Sainte-Hélène, une île de légende
La vie à bord
Des familles d’Hélèniens (les habitants de l’île de Sainte-Hélène qu’on appelle aussi les « saints »), des Africains du Sud et des Anglais du plus pur style, certains en vacances d’autres plus nombreux venant pour leur travail, constituent l’essentiel des quatre-vingt passagers. Parmi ceux-ci, Déon du Plessis, un riche magnat de la presse sud-africaine. Ce Citizen Kane de Johannesburg, dont les ancêtres huguenots sont venus de France, ressemble à Orson Welles. Avec sa femme un peu bouffie par les gin fizz répétés du soir, ils occupent une suite.

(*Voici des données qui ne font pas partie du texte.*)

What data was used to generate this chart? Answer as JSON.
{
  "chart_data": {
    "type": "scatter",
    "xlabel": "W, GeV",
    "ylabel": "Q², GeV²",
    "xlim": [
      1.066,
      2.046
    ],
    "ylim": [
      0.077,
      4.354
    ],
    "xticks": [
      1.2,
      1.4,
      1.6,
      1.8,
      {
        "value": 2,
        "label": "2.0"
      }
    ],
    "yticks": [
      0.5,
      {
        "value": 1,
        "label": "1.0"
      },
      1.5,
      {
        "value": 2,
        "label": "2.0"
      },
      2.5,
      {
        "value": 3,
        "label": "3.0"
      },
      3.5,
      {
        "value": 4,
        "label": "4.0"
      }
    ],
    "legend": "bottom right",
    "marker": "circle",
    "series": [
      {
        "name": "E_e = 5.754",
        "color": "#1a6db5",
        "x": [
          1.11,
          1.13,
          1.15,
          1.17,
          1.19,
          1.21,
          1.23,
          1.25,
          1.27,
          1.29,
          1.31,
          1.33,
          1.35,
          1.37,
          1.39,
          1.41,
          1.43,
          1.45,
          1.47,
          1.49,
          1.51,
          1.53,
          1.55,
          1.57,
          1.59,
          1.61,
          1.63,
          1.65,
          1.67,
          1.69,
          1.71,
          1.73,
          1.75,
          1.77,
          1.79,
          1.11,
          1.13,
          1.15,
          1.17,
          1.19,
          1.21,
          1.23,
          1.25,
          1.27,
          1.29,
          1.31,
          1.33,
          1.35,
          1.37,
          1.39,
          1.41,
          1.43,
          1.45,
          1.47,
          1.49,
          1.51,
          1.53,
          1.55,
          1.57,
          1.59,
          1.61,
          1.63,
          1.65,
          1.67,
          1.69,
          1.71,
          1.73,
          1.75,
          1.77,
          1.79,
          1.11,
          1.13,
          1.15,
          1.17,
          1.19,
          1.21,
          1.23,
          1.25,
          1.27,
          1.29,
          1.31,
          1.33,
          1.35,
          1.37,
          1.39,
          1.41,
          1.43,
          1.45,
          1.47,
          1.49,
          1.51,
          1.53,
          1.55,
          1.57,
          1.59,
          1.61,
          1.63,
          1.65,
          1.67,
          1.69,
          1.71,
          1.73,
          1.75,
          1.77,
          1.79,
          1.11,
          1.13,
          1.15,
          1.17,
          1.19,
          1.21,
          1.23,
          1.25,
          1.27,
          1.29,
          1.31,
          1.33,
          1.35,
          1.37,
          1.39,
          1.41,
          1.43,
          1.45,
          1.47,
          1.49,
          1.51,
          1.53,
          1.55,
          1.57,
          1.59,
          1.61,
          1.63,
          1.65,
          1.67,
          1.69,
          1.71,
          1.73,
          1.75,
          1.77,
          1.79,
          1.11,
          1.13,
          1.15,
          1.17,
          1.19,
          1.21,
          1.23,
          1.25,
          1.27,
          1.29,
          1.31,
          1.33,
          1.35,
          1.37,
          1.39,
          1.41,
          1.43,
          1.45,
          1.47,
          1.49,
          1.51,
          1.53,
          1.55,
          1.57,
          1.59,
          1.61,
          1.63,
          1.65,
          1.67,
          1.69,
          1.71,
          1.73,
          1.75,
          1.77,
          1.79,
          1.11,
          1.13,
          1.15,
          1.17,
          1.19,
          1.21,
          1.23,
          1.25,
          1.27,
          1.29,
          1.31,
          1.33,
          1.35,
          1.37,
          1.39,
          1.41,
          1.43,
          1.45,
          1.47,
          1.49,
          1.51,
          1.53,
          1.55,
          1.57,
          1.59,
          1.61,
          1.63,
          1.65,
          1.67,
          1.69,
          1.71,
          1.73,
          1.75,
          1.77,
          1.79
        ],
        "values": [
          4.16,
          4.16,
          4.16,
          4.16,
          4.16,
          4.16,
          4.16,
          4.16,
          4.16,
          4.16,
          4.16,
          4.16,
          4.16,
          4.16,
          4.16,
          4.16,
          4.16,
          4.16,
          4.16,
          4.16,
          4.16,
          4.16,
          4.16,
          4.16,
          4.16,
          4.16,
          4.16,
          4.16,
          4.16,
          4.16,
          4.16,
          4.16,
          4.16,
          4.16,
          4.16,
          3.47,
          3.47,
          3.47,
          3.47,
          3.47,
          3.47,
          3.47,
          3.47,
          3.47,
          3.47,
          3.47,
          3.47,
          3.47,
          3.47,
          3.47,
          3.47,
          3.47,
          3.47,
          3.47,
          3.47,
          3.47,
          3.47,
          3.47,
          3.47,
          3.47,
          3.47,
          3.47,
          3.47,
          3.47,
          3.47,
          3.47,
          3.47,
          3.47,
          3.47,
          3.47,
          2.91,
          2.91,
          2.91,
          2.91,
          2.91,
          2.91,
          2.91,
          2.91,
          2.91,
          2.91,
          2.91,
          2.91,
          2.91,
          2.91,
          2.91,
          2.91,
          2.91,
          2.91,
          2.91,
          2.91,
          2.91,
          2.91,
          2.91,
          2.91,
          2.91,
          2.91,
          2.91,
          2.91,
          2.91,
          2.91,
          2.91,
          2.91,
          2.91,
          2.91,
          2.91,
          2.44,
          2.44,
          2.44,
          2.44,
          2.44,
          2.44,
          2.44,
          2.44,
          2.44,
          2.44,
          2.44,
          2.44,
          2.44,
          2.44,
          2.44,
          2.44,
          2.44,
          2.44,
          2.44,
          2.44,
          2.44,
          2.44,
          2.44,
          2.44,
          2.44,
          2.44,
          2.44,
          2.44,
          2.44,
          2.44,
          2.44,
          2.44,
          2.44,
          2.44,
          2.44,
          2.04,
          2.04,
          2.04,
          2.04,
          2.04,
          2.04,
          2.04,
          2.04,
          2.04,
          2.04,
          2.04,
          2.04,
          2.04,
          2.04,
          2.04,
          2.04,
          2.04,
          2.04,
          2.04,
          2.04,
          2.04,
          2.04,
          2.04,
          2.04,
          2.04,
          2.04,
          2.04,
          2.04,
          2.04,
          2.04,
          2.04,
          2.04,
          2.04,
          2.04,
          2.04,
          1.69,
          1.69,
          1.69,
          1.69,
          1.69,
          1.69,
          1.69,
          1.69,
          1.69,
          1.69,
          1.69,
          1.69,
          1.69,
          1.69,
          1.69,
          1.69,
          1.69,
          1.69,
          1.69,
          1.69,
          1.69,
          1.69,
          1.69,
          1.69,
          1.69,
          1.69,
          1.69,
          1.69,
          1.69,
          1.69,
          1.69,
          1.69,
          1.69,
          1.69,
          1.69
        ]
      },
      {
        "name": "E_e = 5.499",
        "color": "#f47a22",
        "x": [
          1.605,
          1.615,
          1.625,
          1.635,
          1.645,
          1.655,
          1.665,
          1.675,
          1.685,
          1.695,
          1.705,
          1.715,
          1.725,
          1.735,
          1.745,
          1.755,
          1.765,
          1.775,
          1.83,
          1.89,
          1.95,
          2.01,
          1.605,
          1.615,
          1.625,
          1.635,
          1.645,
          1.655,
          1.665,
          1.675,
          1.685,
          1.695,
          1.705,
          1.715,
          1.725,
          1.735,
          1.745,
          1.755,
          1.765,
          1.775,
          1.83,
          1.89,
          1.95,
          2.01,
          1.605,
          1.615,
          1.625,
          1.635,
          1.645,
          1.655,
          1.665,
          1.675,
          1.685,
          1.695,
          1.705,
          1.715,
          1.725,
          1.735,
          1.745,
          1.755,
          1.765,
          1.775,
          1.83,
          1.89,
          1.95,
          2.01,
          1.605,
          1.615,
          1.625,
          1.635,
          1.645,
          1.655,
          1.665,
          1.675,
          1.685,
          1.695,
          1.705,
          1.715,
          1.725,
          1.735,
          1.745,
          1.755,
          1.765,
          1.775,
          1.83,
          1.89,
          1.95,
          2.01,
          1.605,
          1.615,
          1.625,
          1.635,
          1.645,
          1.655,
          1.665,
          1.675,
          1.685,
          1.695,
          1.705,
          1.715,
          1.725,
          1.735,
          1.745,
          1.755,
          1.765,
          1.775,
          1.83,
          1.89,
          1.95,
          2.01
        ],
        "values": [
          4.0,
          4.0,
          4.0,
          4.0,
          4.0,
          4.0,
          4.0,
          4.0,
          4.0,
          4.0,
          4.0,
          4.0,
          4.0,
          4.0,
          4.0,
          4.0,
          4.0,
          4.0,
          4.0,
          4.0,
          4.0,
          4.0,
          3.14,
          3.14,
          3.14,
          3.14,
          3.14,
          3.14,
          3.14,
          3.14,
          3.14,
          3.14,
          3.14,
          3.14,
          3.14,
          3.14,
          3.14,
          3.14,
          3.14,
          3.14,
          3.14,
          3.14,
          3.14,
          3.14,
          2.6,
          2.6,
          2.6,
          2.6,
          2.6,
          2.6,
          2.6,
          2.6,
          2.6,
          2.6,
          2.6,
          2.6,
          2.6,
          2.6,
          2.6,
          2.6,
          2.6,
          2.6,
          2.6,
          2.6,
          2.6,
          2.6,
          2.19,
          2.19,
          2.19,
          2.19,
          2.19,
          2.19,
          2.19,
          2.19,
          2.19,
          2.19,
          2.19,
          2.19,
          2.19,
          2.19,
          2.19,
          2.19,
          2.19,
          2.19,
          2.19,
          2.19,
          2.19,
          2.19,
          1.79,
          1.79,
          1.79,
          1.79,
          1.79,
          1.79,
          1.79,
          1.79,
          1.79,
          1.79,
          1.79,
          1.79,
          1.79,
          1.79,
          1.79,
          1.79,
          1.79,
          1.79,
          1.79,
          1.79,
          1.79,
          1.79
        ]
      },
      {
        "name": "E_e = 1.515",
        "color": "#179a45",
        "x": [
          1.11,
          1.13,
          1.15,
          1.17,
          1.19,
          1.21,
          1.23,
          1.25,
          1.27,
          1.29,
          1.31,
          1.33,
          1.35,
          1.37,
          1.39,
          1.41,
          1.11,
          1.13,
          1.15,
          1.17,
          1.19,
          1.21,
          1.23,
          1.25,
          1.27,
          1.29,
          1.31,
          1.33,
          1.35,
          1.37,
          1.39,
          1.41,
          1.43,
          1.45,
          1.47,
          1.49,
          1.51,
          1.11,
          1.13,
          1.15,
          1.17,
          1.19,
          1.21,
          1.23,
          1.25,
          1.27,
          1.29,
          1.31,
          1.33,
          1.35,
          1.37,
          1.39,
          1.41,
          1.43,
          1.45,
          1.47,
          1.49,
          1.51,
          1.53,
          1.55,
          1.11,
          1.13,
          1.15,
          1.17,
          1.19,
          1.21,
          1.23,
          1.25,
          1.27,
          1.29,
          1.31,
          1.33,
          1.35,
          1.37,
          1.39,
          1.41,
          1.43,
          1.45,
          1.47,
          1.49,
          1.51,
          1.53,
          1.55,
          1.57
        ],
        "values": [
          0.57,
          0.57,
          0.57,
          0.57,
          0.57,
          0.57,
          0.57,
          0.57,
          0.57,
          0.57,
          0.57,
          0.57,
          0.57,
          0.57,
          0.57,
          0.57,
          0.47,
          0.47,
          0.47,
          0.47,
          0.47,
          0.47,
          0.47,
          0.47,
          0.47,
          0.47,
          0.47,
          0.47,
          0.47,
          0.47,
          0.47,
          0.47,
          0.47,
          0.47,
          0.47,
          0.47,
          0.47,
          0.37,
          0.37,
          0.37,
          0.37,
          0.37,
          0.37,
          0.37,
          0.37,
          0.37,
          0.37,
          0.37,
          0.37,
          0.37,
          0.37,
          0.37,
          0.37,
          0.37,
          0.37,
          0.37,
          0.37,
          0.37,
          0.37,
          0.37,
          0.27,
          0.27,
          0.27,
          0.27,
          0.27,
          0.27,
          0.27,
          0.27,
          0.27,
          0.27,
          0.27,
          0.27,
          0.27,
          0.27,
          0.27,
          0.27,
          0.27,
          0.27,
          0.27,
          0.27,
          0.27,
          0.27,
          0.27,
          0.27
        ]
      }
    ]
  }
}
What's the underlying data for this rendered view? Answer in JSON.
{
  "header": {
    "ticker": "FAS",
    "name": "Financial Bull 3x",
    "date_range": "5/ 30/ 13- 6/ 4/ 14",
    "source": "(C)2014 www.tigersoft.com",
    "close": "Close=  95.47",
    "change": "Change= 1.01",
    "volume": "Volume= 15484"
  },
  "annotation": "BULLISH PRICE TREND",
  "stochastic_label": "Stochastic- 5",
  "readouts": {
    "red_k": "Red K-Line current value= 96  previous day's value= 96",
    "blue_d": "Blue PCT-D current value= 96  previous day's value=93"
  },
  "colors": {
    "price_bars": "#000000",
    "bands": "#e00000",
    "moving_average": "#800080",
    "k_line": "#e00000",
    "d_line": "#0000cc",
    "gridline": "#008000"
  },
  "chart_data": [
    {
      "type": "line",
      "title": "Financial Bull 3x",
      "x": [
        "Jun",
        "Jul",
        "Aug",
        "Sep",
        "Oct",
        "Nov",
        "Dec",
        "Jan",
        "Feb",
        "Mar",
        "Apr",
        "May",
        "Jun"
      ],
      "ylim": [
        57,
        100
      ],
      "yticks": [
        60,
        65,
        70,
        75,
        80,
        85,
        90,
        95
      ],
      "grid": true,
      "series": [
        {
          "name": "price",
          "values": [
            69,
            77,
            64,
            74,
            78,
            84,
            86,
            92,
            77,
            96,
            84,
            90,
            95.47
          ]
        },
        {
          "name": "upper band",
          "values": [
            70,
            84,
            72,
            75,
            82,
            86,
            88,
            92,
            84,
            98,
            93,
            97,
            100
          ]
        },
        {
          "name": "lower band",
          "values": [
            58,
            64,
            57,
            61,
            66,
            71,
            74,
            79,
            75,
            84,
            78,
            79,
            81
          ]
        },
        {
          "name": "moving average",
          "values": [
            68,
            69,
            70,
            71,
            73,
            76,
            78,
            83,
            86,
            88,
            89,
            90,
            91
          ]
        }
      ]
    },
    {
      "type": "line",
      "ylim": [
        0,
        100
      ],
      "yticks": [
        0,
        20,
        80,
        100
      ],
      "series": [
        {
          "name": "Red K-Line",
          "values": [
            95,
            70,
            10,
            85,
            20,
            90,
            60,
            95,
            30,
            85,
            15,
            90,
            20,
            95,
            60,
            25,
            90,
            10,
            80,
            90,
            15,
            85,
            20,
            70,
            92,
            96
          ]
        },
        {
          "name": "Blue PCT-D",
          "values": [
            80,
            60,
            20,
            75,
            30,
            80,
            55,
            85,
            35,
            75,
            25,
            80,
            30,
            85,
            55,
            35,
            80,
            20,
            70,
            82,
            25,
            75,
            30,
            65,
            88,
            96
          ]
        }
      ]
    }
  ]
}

Je m’habitue à la musique du moteur, aux vibrations et aux mouvements qui secouent la cabine. Rien à l’horizon, une immense étendue bleue sombre agitée de moutonnements à l’infini. Le personnel de pont installe des chaises longues, des parasols bleu marine, des coussins, sous un soleil austral. À l’heure du thé, servi avec des petits sandwiches et des cakes, je fais la connaissance d’un révérend et de sa femme, originaires d’Afrique du Sud, qui rentrent à Jamestown, la capitale d’île, dont il est l’évêque depuis cinq ans.
C’est son quatrième voyage à bord du RMS. Il pense qu’il n’y aura jamais d’aéroport, et en est soulagé. On frappe à la porte de ma cabine. Un serveur me remet un bristol me conviant à un cocktail, entre 18 h et 18 h 45. Le capitaine ressemble à Hugo Chávez. Il me salue : « Mister Dechammmppsss, how do you do ? ». Les hommes portent veste et cravate, les femmes ont revêtu leurs plus belles robes. C’est classe et merveilleusement désuet, mais bon enfant.
Un jingle délicieusement rétro annonce l’heure du dîner. La salle à manger évoque plus la tradition des transatlantiques que des croisières touristiques. Service raffiné effectué par des employés en gilet rayé, pas de buffet self-service, dieu merci. Nourriture fine et copieuse, arrosée de bons vins d’Afrique du Sud. En cours de traversée, j’observe et je goûte au charme de la vie à bord. Elle prend parfois des tournures insolites comme le spectacle de ces passagers disputant une partie de cricket sur le pont ou du commandant inanimé pour la simulation de l’exercice incendie.